(Or, is coordination easier in a long timeline?)
It seems like it would be good if the world could coordinate to not build AGI. That is, at some point in the future, when some number of teams will have the technical ability to build and deploy and AGI, but they all agree to voluntarily delay (perhaps on penalty of sanctions) until they’re confident that humanity knows how to align such a system.
Currently, this kind of coordination seems like a pretty implausible state of affairs. But I want to know if it seems like it becomes more or less plausible as time passes.
The following is my initial thinking in this area. I don’t know the relative importance of the factors that I listed, and there’s lots that I don’t understand about each of them. I would be glad for…
Additional relevant factors.
Arguments that some factor is much more important than the others.
Corrections, clarifications, or counterarguments to any of this.
Other answers to the question, that ignore my thoughts entirely.
If coordination gets harder overtime, that’s probably because...
Compute increases make developing and/or running an AGI cheaper. The most obvious consideration is that the cost of computing falls each year. If one of the bottlenecks for an AGI project is having large amounts of compute, then “having access to sufficient compute” is a gatekeeper criterion on who can build AGI. As the cost of computing continues to fall, more groups will be able to run AGI projects. The more people who can build an AGI, the harder it becomes to coordinate all of them into not deploying it.
Note that It is unclear to what degree there is currently, or will be, a hardware overhang. If someone in 2019 could already run an AGI, on only $10,000 worth of AWS, if only they knew how, then the cost of compute is not relevant to the question of coordination.
The number of relevant actors increases. If someone builds an AGI in the next year, I am reasonably confident that that someone will be Deep Mind. I expect that in 15 years, if I knew that AGI would be developed one year from then, it will be much less overdetermined which group is going to build it, because there will be many more well funded AI teams with top talent, and, most likely, none of them will have as strong a lead as Deep Mind currently appears to have.
This consideration suggests that coordination gets harder over time. However, this depends heavily on other factors (like how accepted AI safety memes are) that determine how easily Deep Mind could coordinate internally.
If coordination gets easier over time, that’s probably because…
AI safety memes become more and more pervasive and generally accepted. It seems that coordination is easier in worlds where it is uncontroversial and common knowledge that an unaligned AGI poses and existential risk, because everyone agrees that they will lose big if anyone builds an AGI.

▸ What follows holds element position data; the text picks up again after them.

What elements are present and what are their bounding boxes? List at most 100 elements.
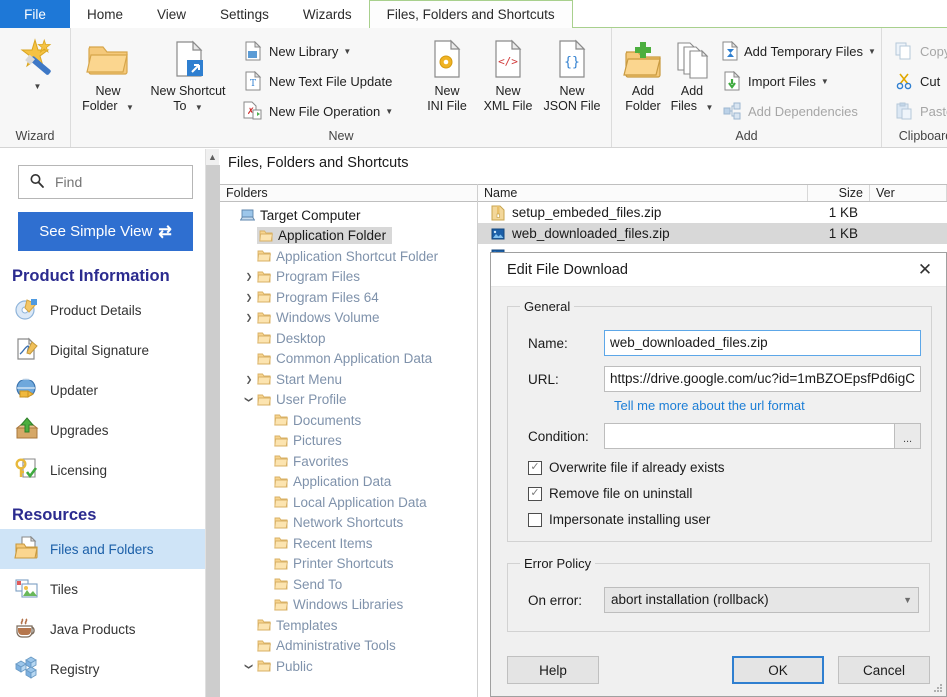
url-input[interactable]: https://drive.google.com/uc?id=1mBZOEpsf… [604,366,922,392]
new-shortcut-to-button[interactable]: New Shortcut To ▼ [139,34,237,117]
tree-node[interactable]: ❯ Windows Volume [220,308,477,329]
tree-node[interactable]: ❯ User Profile [220,390,477,411]
new-file-operation-caret[interactable]: ▼ [385,107,393,116]
remove-file-row[interactable]: ✓ Remove file on uninstall [528,486,921,501]
tree-node[interactable]: ❯ Program Files 64 [220,287,477,308]
resize-grip-icon[interactable] [933,684,943,694]
copy-button[interactable]: Copy [888,36,947,66]
chevron-right-icon[interactable]: ❯ [241,293,257,302]
on-error-select[interactable]: abort installation (rollback) ▼ [604,587,919,613]
table-row[interactable]: setup_embeded_files.zip 1 KB [478,202,947,223]
tree-node[interactable]: Desktop [220,328,477,349]
sidebar-item-registry[interactable]: Registry [0,649,205,689]
wizard-dropdown-caret[interactable]: ▼ [34,82,42,91]
tree-node[interactable]: Printer Shortcuts [220,554,477,575]
tab-wizards[interactable]: Wizards [286,0,369,28]
add-temporary-files-button[interactable]: Add Temporary Files ▼ [716,36,880,66]
cancel-button[interactable]: Cancel [838,656,930,684]
see-simple-view-button[interactable]: See Simple View ⇄ [18,212,193,251]
folder-icon [274,454,288,468]
chevron-right-icon[interactable]: ❯ [241,313,257,322]
tree-node[interactable]: Network Shortcuts [220,513,477,534]
tab-bar-filler [572,0,947,28]
tree-node[interactable]: Administrative Tools [220,636,477,657]
tree-node[interactable]: Templates [220,615,477,636]
import-files-caret[interactable]: ▼ [821,77,829,86]
new-library-caret[interactable]: ▼ [343,47,351,56]
search-input[interactable] [53,173,173,191]
column-header-version[interactable]: Ver [870,185,947,201]
tree-node[interactable]: Target Computer [220,205,477,226]
chevron-down-icon[interactable]: ❯ [245,658,254,674]
add-files-button[interactable]: Add Files ▼ [668,34,716,117]
import-files-button[interactable]: Import Files ▼ [716,66,880,96]
impersonate-user-checkbox[interactable] [528,512,542,527]
new-json-file-button[interactable]: {} New JSON File [539,34,605,116]
add-files-caret[interactable]: ▼ [705,103,713,112]
tree-node[interactable]: Favorites [220,451,477,472]
scroll-up-arrow-icon[interactable]: ▲ [206,149,219,165]
tab-home[interactable]: Home [70,0,140,28]
tree-node[interactable]: Application Data [220,472,477,493]
sidebar-scrollbar-thumb[interactable] [206,165,220,697]
tab-settings[interactable]: Settings [203,0,286,28]
chevron-right-icon[interactable]: ❯ [241,375,257,384]
condition-input[interactable] [604,423,896,449]
condition-browse-button[interactable]: ... [895,423,922,449]
cut-button[interactable]: Cut [888,66,947,96]
new-xml-file-button[interactable]: </> New XML File [477,34,539,116]
tree-node[interactable]: ❯ Start Menu [220,369,477,390]
sidebar-item-files-and-folders[interactable]: Files and Folders [0,529,205,569]
remove-file-checkbox[interactable]: ✓ [528,486,542,501]
tree-node[interactable]: Send To [220,574,477,595]
sidebar-item-tiles[interactable]: Tiles [0,569,205,609]
overwrite-file-row[interactable]: ✓ Overwrite file if already exists [528,460,921,475]
tree-node[interactable]: Application Shortcut Folder [220,246,477,267]
new-ini-file-button[interactable]: New INI File [417,34,477,116]
paste-button[interactable]: Paste [888,96,947,126]
add-temporary-files-caret[interactable]: ▼ [868,47,876,56]
chevron-right-icon[interactable]: ❯ [241,272,257,281]
sidebar-item-upgrades[interactable]: Upgrades [0,410,205,450]
new-text-file-update-button[interactable]: T New Text File Update [237,66,417,96]
folder-icon [257,372,271,386]
chevron-down-icon[interactable]: ❯ [245,392,254,408]
tab-files-folders-and-shortcuts[interactable]: Files, Folders and Shortcuts [368,0,573,28]
sidebar-item-digital-signature[interactable]: Digital Signature [0,330,205,370]
sidebar-item-updater[interactable]: Updater [0,370,205,410]
tree-node[interactable]: ❯ Public [220,656,477,677]
sidebar-item-product-details[interactable]: Product Details [0,290,205,330]
new-shortcut-caret[interactable]: ▼ [195,103,203,112]
sidebar-item-java-products[interactable]: Java Products [0,609,205,649]
add-dependencies-button[interactable]: Add Dependencies [716,96,880,126]
new-file-operation-button[interactable]: ✗ New File Operation ▼ [237,96,417,126]
tree-node[interactable]: Application Folder [220,226,477,247]
new-folder-button[interactable]: New Folder ▼ [77,34,139,117]
tree-node[interactable]: Windows Libraries [220,595,477,616]
column-header-size[interactable]: Size [808,185,870,201]
name-input[interactable]: web_downloaded_files.zip [604,330,922,356]
new-folder-caret[interactable]: ▼ [126,103,134,112]
tree-node[interactable]: ❯ Program Files [220,267,477,288]
column-header-name[interactable]: Name [478,185,808,201]
wizard-button[interactable]: ▼ [6,34,64,93]
tree-node[interactable]: Common Application Data [220,349,477,370]
impersonate-user-row[interactable]: Impersonate installing user [528,512,921,527]
tab-view[interactable]: View [140,0,203,28]
new-library-button[interactable]: New Library ▼ [237,36,417,66]
tree-node[interactable]: Recent Items [220,533,477,554]
find-box[interactable] [18,165,193,199]
tree-node[interactable]: Pictures [220,431,477,452]
table-row[interactable]: web_downloaded_files.zip 1 KB [478,223,947,244]
tree-node[interactable]: Documents [220,410,477,431]
tab-file[interactable]: File [0,0,70,28]
close-icon[interactable]: ✕ [904,253,946,287]
tree-node[interactable]: Local Application Data [220,492,477,513]
sidebar-item-licensing[interactable]: Licensing [0,450,205,490]
add-folder-button[interactable]: Add Folder [618,34,668,116]
sidebar-scrollbar[interactable]: ▲ [205,149,220,697]
ok-button[interactable]: OK [732,656,824,684]
url-format-help-link[interactable]: Tell me more about the url format [614,398,805,413]
help-button[interactable]: Help [507,656,599,684]
overwrite-file-checkbox[interactable]: ✓ [528,460,542,475]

Over the past 15 years, the key arguments of AI safety have gone from being extremely fringe, to a reasonably regarded (if somewhat controversial) position, well inside the overton window. Will this process continue? Will it be commonly accepted by ML researches in 2030, that advanced AI poses and existential threat? Will it be commonly accepted by the leaders of nation-states?

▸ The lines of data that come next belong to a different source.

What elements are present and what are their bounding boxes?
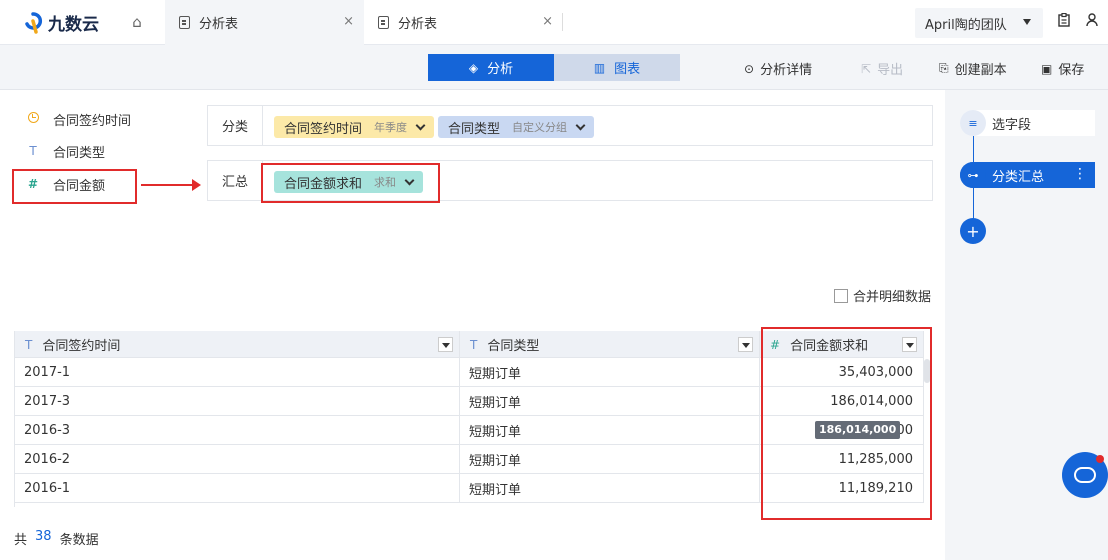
tab-label: 分析表 — [199, 17, 239, 32]
row-count-footer: 共 38 条数据 — [14, 529, 99, 548]
team-name: April陶的团队 — [925, 17, 1007, 33]
text-type-icon: T — [25, 337, 33, 352]
field-item-contract-type[interactable]: T 合同类型 — [26, 141, 105, 161]
more-options-icon[interactable]: ⋮ — [1073, 166, 1087, 182]
analysis-details-label: 分析详情 — [760, 63, 813, 78]
add-step-button[interactable]: + — [960, 218, 986, 244]
top-tab-bar: 九数云 ⌂ 分析表 × 分析表 × April陶的团队 — [0, 0, 1108, 45]
step-select-fields[interactable]: ≡ 选字段 — [960, 110, 1095, 136]
group-label: 分类 — [208, 106, 263, 145]
logo-icon — [25, 11, 43, 34]
tab-analysis-1[interactable]: 分析表 × — [165, 0, 364, 45]
date-field-icon — [26, 112, 40, 126]
toolbar: ◈ 分析 ▥ 图表 ⊙ 分析详情 ⇱ 导出 ⎘ 创建副本 ▣ 保存 — [0, 45, 1108, 90]
cell-type: 短期订单 — [460, 445, 760, 473]
user-icon[interactable] — [1086, 13, 1098, 31]
cell-type: 短期订单 — [460, 358, 760, 386]
notification-dot — [1096, 455, 1104, 463]
caret-down-icon — [1023, 19, 1031, 25]
chevron-down-icon[interactable] — [575, 120, 586, 130]
cell-type: 短期订单 — [460, 416, 760, 444]
create-copy-button[interactable]: ⎘ 创建副本 — [939, 59, 1007, 78]
annotation-arrow — [141, 179, 201, 191]
save-label: 保存 — [1058, 63, 1085, 78]
cell-date: 2016-3 — [15, 416, 460, 444]
merge-details-checkbox[interactable]: 合并明细数据 — [834, 286, 931, 305]
save-icon: ▣ — [1041, 61, 1053, 76]
team-select[interactable]: April陶的团队 — [915, 8, 1043, 38]
customer-service-button[interactable] — [1062, 452, 1108, 498]
annotation-box-summary-pill — [261, 163, 440, 203]
analysis-details-button[interactable]: ⊙ 分析详情 — [744, 59, 813, 79]
pill-label: 合同类型 — [448, 121, 501, 137]
tab-divider — [562, 13, 563, 31]
footer-prefix: 共 — [14, 533, 28, 548]
step-group-summary[interactable]: ⊶ 分类汇总 ⋮ — [960, 162, 1095, 188]
tab-label: 分析表 — [398, 17, 438, 32]
merge-details-label: 合并明细数据 — [853, 290, 932, 305]
column-title: 合同签约时间 — [42, 339, 121, 354]
annotation-box-amount-field — [12, 169, 137, 204]
logo-text: 九数云 — [48, 15, 99, 35]
copy-icon: ⎘ — [939, 61, 949, 75]
text-field-icon: T — [29, 144, 37, 158]
column-menu-dropdown[interactable] — [438, 337, 453, 352]
pill-sub-label: 年季度 — [374, 121, 408, 134]
annotation-box-amount-column — [761, 327, 932, 520]
group-row: 分类 合同签约时间 年季度 合同类型 自定义分组 — [207, 105, 933, 146]
home-icon[interactable]: ⌂ — [128, 13, 146, 31]
cell-date: 2017-3 — [15, 387, 460, 415]
step-label: 选字段 — [992, 117, 1032, 133]
group-pill-type[interactable]: 合同类型 自定义分组 — [438, 116, 595, 138]
footer-suffix: 条数据 — [59, 533, 99, 548]
document-icon — [179, 16, 190, 29]
text-type-icon: T — [470, 337, 478, 352]
field-item-contract-date[interactable]: 合同签约时间 — [26, 109, 131, 129]
create-copy-label: 创建副本 — [954, 63, 1007, 78]
column-header-contract-type[interactable]: T 合同类型 — [460, 331, 760, 358]
tab-analysis-2[interactable]: 分析表 × — [364, 0, 563, 45]
chat-icon — [1074, 467, 1096, 483]
chart-mode-button[interactable]: ▥ 图表 — [554, 54, 680, 81]
pill-sub-label: 自定义分组 — [512, 121, 568, 134]
field-label: 合同签约时间 — [53, 113, 132, 129]
column-title: 合同类型 — [487, 339, 540, 354]
export-label: 导出 — [877, 63, 904, 78]
pill-label: 合同签约时间 — [284, 121, 363, 137]
chevron-down-icon[interactable] — [415, 120, 426, 130]
checkbox-box[interactable] — [834, 288, 848, 303]
analysis-mode-button[interactable]: ◈ 分析 — [428, 54, 554, 81]
select-fields-icon: ≡ — [960, 110, 986, 136]
notes-icon[interactable] — [1058, 12, 1070, 31]
chart-mode-label: 图表 — [614, 62, 641, 77]
cell-date: 2016-2 — [15, 445, 460, 473]
layers-icon: ◈ — [468, 60, 479, 75]
field-label: 合同类型 — [53, 145, 106, 161]
column-header-contract-date[interactable]: T 合同签约时间 — [15, 331, 460, 358]
chart-icon: ▥ — [593, 60, 606, 75]
plus-icon: + — [966, 221, 980, 241]
hierarchy-icon: ⊶ — [960, 162, 986, 188]
scan-icon: ⊙ — [744, 61, 755, 76]
close-icon[interactable]: × — [542, 14, 553, 29]
cell-type: 短期订单 — [460, 474, 760, 502]
document-icon — [378, 16, 389, 29]
step-label: 分类汇总 — [992, 169, 1045, 185]
row-count: 38 — [35, 529, 52, 544]
cell-date: 2016-1 — [15, 474, 460, 502]
cell-date: 2017-1 — [15, 358, 460, 386]
export-button[interactable]: ⇱ 导出 — [861, 59, 904, 79]
close-icon[interactable]: × — [343, 14, 354, 29]
summary-label: 汇总 — [208, 161, 263, 200]
group-pill-date[interactable]: 合同签约时间 年季度 — [274, 116, 435, 138]
app-logo[interactable]: 九数云 — [22, 10, 99, 35]
analysis-mode-label: 分析 — [487, 62, 514, 77]
column-menu-dropdown[interactable] — [738, 337, 753, 352]
export-icon: ⇱ — [861, 61, 872, 76]
save-button[interactable]: ▣ 保存 — [1041, 59, 1085, 79]
cell-type: 短期订单 — [460, 387, 760, 415]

What will the perception of safety be in a world where there is another AGI winter? Suppose that narrow ML proves to be extremely useful in a large number of fields, but there’s lots of hype about AGI being right around the corner, then that bubble bursts, and there is broad disinterest in AGI again. What happens to the perception of AI safety? Is there a sense of “It looks like AI Alignment wasn’t important after all”? How cautious will researchers be in developing new AI technologies.
[Partial subpoint to the above consideration] Individual AI teams develop more serious info security conscious processes. If some team in Deep Mind discovered AGI today, and the Deep Mind leadership opted to wait to insure safety before deploying it, I don’t know how long it would be until some relevant employees left to build AGI on their own, or some other group (such as a state actor) stole their technology and deployed it.

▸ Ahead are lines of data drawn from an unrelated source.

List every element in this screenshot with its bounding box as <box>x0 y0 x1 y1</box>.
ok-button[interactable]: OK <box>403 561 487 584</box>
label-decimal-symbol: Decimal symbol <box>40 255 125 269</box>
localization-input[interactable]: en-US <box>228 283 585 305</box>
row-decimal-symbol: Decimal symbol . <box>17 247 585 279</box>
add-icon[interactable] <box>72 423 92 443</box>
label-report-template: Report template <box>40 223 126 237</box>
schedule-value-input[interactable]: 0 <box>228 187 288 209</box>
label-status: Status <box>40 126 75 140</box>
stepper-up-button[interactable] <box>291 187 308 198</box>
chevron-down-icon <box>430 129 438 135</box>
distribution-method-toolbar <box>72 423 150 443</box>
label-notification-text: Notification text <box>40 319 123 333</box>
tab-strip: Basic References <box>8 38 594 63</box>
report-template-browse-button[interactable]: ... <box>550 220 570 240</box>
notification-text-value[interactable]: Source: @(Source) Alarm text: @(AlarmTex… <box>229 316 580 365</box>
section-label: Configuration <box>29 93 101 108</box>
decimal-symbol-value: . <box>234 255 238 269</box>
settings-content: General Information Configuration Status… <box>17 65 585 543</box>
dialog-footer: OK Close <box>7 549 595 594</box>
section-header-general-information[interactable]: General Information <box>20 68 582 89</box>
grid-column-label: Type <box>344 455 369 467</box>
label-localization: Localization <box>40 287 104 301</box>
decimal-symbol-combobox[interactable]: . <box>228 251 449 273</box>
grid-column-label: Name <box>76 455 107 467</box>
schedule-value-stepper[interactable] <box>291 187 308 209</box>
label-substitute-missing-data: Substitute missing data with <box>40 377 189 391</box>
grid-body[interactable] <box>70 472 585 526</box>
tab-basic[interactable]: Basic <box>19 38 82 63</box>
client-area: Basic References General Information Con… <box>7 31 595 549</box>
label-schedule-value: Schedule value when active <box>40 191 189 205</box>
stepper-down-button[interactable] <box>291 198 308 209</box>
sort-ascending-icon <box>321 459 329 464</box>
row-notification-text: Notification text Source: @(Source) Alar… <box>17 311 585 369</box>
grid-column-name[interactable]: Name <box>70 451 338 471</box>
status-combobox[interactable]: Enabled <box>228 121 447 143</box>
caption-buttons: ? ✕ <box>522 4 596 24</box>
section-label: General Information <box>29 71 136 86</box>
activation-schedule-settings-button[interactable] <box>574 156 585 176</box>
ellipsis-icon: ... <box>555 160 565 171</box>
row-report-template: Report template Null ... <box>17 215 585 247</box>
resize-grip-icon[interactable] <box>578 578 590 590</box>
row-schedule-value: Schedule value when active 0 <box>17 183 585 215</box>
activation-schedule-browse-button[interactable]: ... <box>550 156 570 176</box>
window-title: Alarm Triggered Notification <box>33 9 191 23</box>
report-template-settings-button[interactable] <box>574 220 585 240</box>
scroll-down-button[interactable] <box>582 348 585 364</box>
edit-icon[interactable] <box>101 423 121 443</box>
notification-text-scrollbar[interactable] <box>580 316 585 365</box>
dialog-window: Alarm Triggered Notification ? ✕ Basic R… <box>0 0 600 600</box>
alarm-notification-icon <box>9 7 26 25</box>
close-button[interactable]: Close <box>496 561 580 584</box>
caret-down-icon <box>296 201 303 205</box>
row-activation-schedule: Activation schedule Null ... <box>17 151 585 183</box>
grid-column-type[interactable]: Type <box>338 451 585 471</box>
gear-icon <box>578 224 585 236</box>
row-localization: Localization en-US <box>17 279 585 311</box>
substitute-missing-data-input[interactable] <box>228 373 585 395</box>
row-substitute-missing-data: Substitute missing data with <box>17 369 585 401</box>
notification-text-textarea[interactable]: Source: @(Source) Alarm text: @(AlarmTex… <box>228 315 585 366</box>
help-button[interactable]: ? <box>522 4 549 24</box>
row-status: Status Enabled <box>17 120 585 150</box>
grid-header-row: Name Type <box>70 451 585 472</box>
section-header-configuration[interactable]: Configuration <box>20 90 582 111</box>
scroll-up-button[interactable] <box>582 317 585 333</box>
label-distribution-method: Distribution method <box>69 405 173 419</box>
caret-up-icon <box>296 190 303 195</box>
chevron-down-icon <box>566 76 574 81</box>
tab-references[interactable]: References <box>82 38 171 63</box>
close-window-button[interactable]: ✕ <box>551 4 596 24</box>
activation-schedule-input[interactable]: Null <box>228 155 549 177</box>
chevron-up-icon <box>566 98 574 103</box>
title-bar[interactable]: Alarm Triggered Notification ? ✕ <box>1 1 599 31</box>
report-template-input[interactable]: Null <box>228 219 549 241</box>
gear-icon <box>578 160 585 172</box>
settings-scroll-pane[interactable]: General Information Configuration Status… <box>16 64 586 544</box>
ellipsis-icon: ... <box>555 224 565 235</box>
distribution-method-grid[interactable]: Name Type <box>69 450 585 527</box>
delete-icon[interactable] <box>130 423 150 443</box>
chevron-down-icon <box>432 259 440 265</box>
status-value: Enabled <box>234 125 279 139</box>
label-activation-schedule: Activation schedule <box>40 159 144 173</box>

I don’t know if this is getting better or worse, overtime.
The technologies for maintaining surveillance of would-be AGI developers improve. Coordination is made easier by technologies that aid in enforcement. If surveillance technology improves that seems like it would make coordination easier. As a special case, highly reliable lie detection or mind reading technologies would be a game-changer for making coordination easier.
Is there a reason to think that offense will beat defense in this area? Surveillance could get harder over time if the technology for detecting and defeating surveillance outpaces the technology for surveilling.
Security technology improves. Similarly, improvements in computer security (and traditional info security), would make it easier for actors to voluntarily delay deploying advanced AI technologies, because they could trust that their competitors (other companies and other nations), wouldn’t be able to steal their work.
I don’t know if this is plausible at all. My impression is that the weak point of all security systems is the people involved. What sort of advancements would make the human part of a security system more reliable?
This was a very important question that I had previously not even been thinking about – I had implicitly been assuming it was better to delay AGI. Now I’m mostly unsure, but do suspect coordination probably does get harder over time.
I am still really confused that I hadn’t really properly asked myself this question that crisply before this post came out. Like, it sure seems like a really key question.
Now, almost two years later I don’t have fully amazing answers, but I do think that this decomposition has helped me a few times since then, but I also still really want to see more work on this question.